A homeowner wants to enclose a rectangular piece of land beside a river. He must put a fence on 3 sides of the field (the river forms the fourth side). The field has length L (which runs parallel to the river) and width W. The homeowner has 200 yards of fencing material. What should the length of the field L and the width of the field W be in order to produce the maximum possible area using all 200 yards of fence?
So I know that A=WL, and that 2W+L=200
I changed L to 200-2W, then got
A=W(200-2W)=200W-2W^2
But i'm not sure what to do next, I've been searching and would be really grateful if someone can help, thanks!
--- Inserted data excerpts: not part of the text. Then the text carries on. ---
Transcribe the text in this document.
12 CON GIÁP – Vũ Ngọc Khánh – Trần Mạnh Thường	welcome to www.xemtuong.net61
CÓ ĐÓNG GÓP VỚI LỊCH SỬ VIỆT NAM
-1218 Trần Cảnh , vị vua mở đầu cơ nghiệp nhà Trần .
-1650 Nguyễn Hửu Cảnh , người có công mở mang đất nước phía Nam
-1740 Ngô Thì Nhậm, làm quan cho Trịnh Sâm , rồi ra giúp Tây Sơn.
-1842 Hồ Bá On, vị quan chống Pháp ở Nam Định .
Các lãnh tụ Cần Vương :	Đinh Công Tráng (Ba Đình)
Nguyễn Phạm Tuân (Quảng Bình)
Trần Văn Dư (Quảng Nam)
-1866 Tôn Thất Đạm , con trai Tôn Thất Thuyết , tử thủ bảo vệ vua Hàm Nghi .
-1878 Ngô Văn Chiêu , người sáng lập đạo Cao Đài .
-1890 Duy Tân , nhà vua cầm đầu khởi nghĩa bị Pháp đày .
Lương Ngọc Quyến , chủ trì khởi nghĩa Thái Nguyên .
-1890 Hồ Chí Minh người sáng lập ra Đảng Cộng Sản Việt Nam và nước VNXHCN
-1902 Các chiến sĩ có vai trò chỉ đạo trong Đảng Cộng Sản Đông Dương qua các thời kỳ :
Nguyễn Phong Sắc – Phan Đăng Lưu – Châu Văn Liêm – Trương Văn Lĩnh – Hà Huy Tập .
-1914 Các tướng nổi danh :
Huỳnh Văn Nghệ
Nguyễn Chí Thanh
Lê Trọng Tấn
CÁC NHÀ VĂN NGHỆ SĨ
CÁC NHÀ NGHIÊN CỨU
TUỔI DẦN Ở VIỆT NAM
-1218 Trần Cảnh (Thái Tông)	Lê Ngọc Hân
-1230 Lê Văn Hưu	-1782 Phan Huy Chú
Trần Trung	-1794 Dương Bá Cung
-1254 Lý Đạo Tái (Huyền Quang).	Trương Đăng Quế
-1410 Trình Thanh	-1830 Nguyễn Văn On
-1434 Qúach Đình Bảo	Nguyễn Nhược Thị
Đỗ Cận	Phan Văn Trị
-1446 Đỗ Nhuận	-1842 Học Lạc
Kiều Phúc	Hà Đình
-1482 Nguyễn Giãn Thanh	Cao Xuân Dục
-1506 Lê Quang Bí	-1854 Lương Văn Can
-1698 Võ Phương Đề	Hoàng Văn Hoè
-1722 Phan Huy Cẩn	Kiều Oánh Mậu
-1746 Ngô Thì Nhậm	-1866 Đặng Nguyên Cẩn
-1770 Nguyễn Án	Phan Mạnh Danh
the max A lies on the axis of symmetry
Wmax = -b / 2a = -200 / (2 * -2) = 50
To find the dimensions of the field that would produce the maximum possible area using all 200 yards of fence, you need to maximize the area equation A = WL, subject to the constraint 2W + L = 200.
You already correctly simplified the constraint equation to L = 200 - 2W. Now substitute this expression into the area equation:
A = W(200 - 2W) = 200W - 2W^2
To find the maximum area, you need to take the derivative of A with respect to W and set it equal to zero:
dA/dW = 200 - 4W
Setting this equal to zero:
200 - 4W = 0
4W = 200
W = 50
Now that you have the value of W, substitute it back into the constraint equation to find the corresponding value of L:
2W + L = 200
2(50) + L = 200
100 + L = 200
L = 100
Therefore, the width of the field should be 50 yards and the length should be 100 yards in order to produce the maximum possible area using all 200 yards of fence.